Art. VI. Des réservoirs & de la dépense de l’eau.

L’eau est pour les forges une puissance nécessaire, dont on ne tire pas tout l’avantage possible sans beaucoup d’intelligence, de travail & de dépense. La première attention, quand vous voulez bâtir une forge, est de bien connoître si vous en pouvez rassembler assez, à quelle hauteur, & vous débarrasser de l’excédent.

Chacun fait que pour donner de la force aux liqueurs, il faut les ramasser en grands volumes ; & que pour fournir à une grande dépense, il faut des réservoirs spacieux. Pour joindre la hauteur & l’espace, on cherche l'endroit le plus favorable pour établir une chaussée ; & cette chaussée est percée de deux ouvertures : la première est distribuée en plusieurs cases, fermées de pelles ou pales, qu’on lève ou qu’on baisse pour donner une quantité déterminée d’eau ; cela s’appelle l’empalement du travail : la seconde est distribuée également, pour servir de décharge à l’excédent de l’eau, & s’appelle l’empalement de décharge.

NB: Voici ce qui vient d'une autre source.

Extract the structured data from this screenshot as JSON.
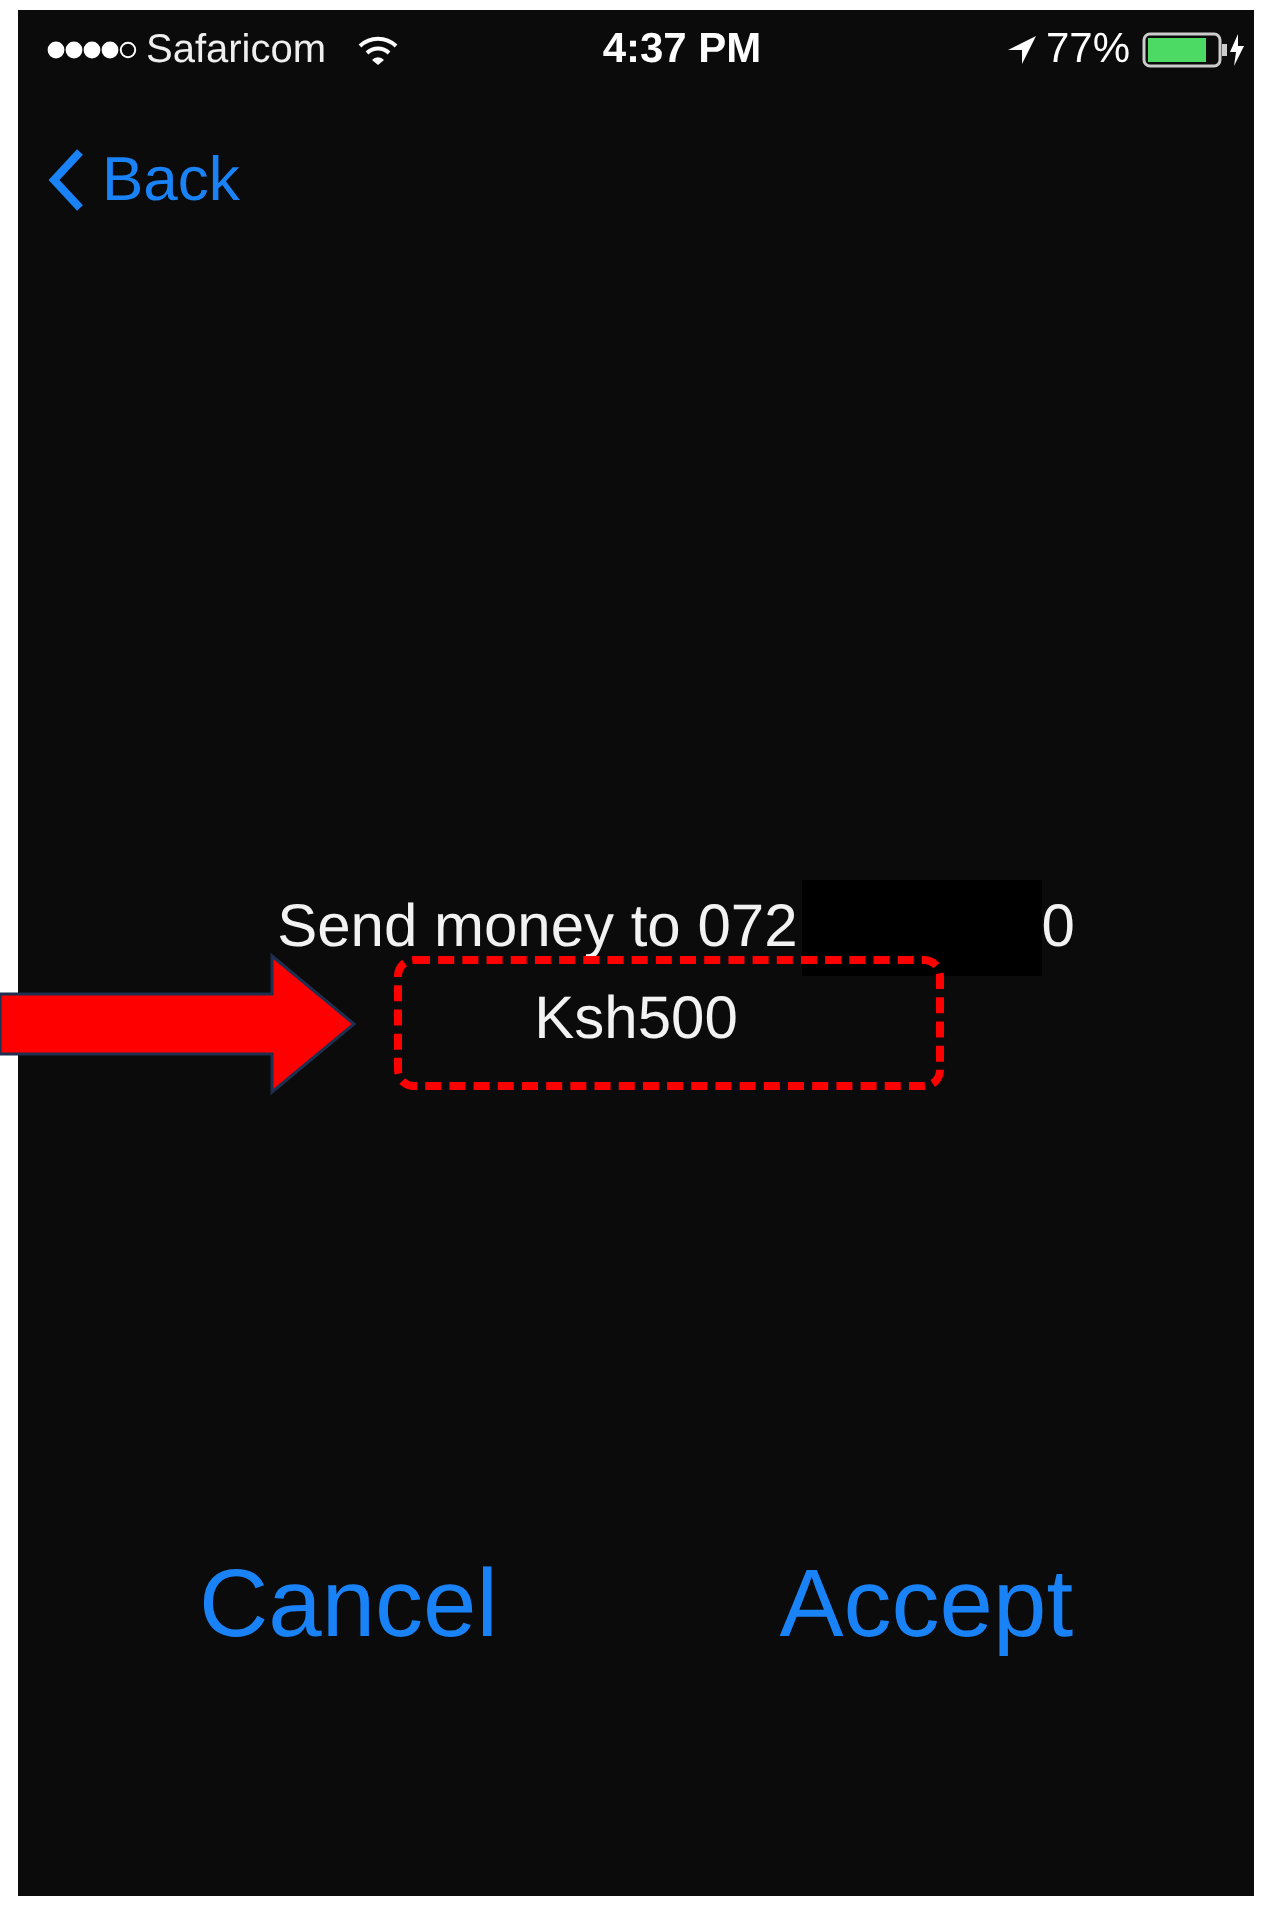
{
  "status_bar": {
    "carrier": "Safaricom",
    "time": "4:37 PM",
    "battery": "77%"
  },
  "nav": {
    "back": "Back"
  },
  "message": {
    "text_before": "Send money to 072",
    "text_after": "0",
    "amount": "Ksh500"
  },
  "buttons": [
    {
      "label": "Cancel"
    },
    {
      "label": "Accept"
    }
  ]
}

Il n’est pas nécessaire de dire qu’il ne faut pas entreprendre la construction d’une forge, si par le calcul d’avance, il est clair qu’on ne puisse pas ramasser assez d’eau, & à une telle hauteur ; la hauteur de la chaussée décide de la hauteur de l’eau : quant à l’espace, il faut être bien assuré que cette élévation ne pourra préjudicier aux héritages voisins.

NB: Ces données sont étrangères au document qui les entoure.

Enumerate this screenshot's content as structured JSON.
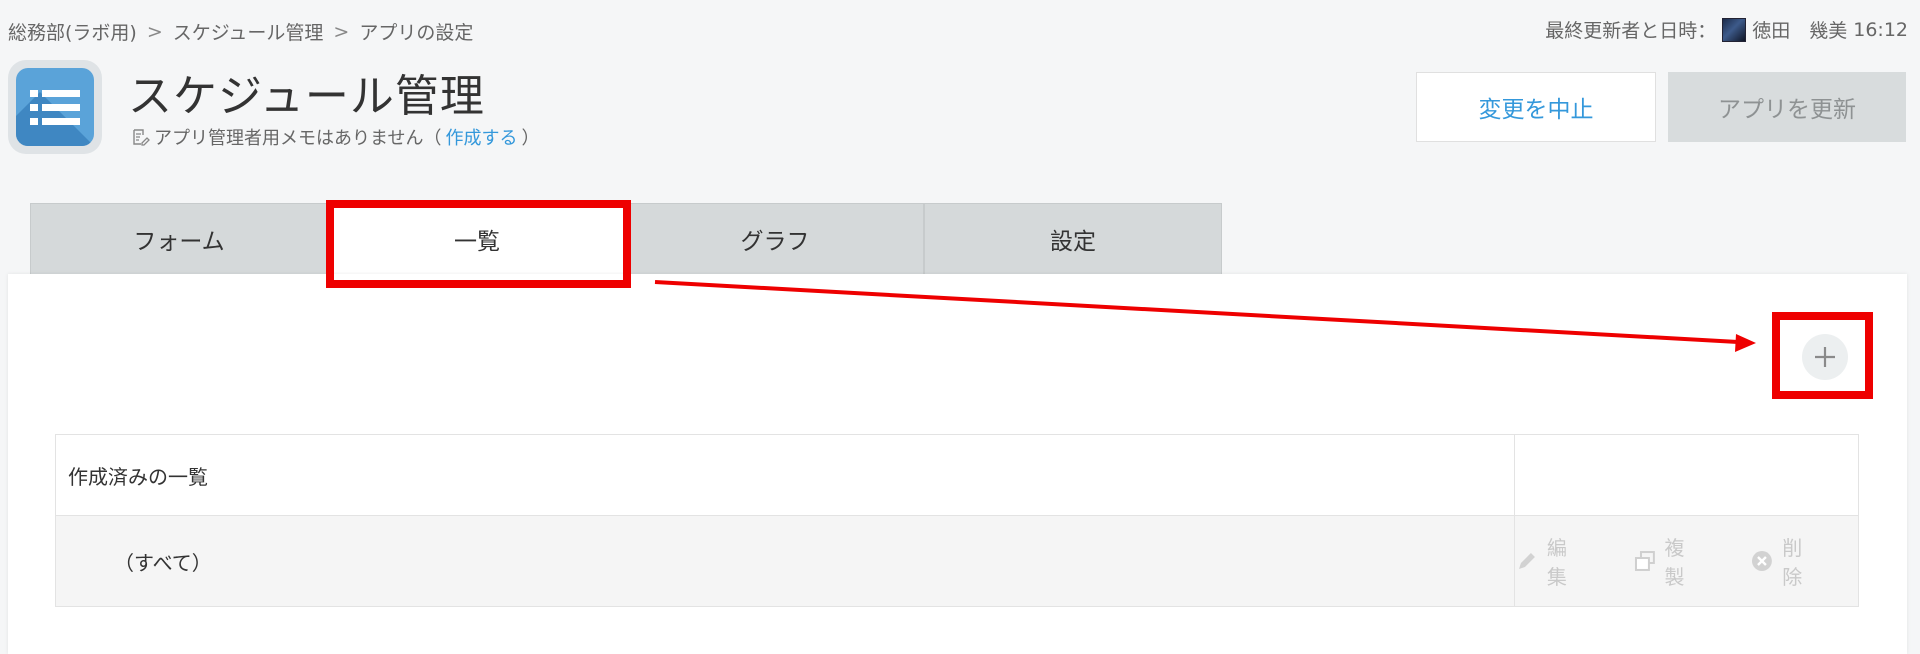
{
  "breadcrumb": {
    "items": [
      "総務部(ラボ用)",
      "スケジュール管理",
      "アプリの設定"
    ],
    "separator": ">"
  },
  "last_updated": {
    "label": "最終更新者と日時：",
    "user": "徳田　幾美",
    "time": "16:12"
  },
  "app": {
    "title": "スケジュール管理",
    "icon": "list-icon",
    "memo_text": "アプリ管理者用メモはありません（",
    "memo_link": "作成する",
    "memo_close": "）"
  },
  "header_buttons": {
    "cancel": "変更を中止",
    "update": "アプリを更新"
  },
  "tabs": [
    {
      "label": "フォーム",
      "active": false
    },
    {
      "label": "一覧",
      "active": true
    },
    {
      "label": "グラフ",
      "active": false
    },
    {
      "label": "設定",
      "active": false
    }
  ],
  "views": {
    "header": "作成済みの一覧",
    "rows": [
      {
        "name": "（すべて）",
        "actions": {
          "edit": "編集",
          "copy": "複製",
          "delete": "削除"
        }
      }
    ]
  },
  "colors": {
    "accent": "#3498db",
    "annotation": "#ee0000"
  }
}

Une chose essentielle à savoir, c’est que les eaux retenues contre un empalement de travail, en plus grande abondance qu’il n’en laisse échapper, obligées par conséquent de retourner à l’empalement de décharge, pour trouver une sortie, proportionnée à leur quantité, s’élèvent en reculant d’environ un pouce pour dix toises. Il suit de cette expérience, que le plus avantageux pour augmenter la force de l’eau, est d’avoir un empalement de décharge très-éloigné de celui du travail, puisque l’eau sera pressée de l’élévation d’environ un pouce par dix toiles. Pour cet effet, quand vous voudrez ramasser toutes les eaux des petits ruisseaux, fontaines, étangs, rivières peu considérables, pour la dépense de votre travail ; au point de la jonction de plusieurs eaux, établissez l’empalement de décharge ; &, de ce même point, faites creuser un canal le plus long que vous pourrez, au bout duquel vous établirez l’empalement de travail : vous gagnerez de la hauteur d’eau relativement à la pente du terrain, & à son éloignement de l’empalement de décharge.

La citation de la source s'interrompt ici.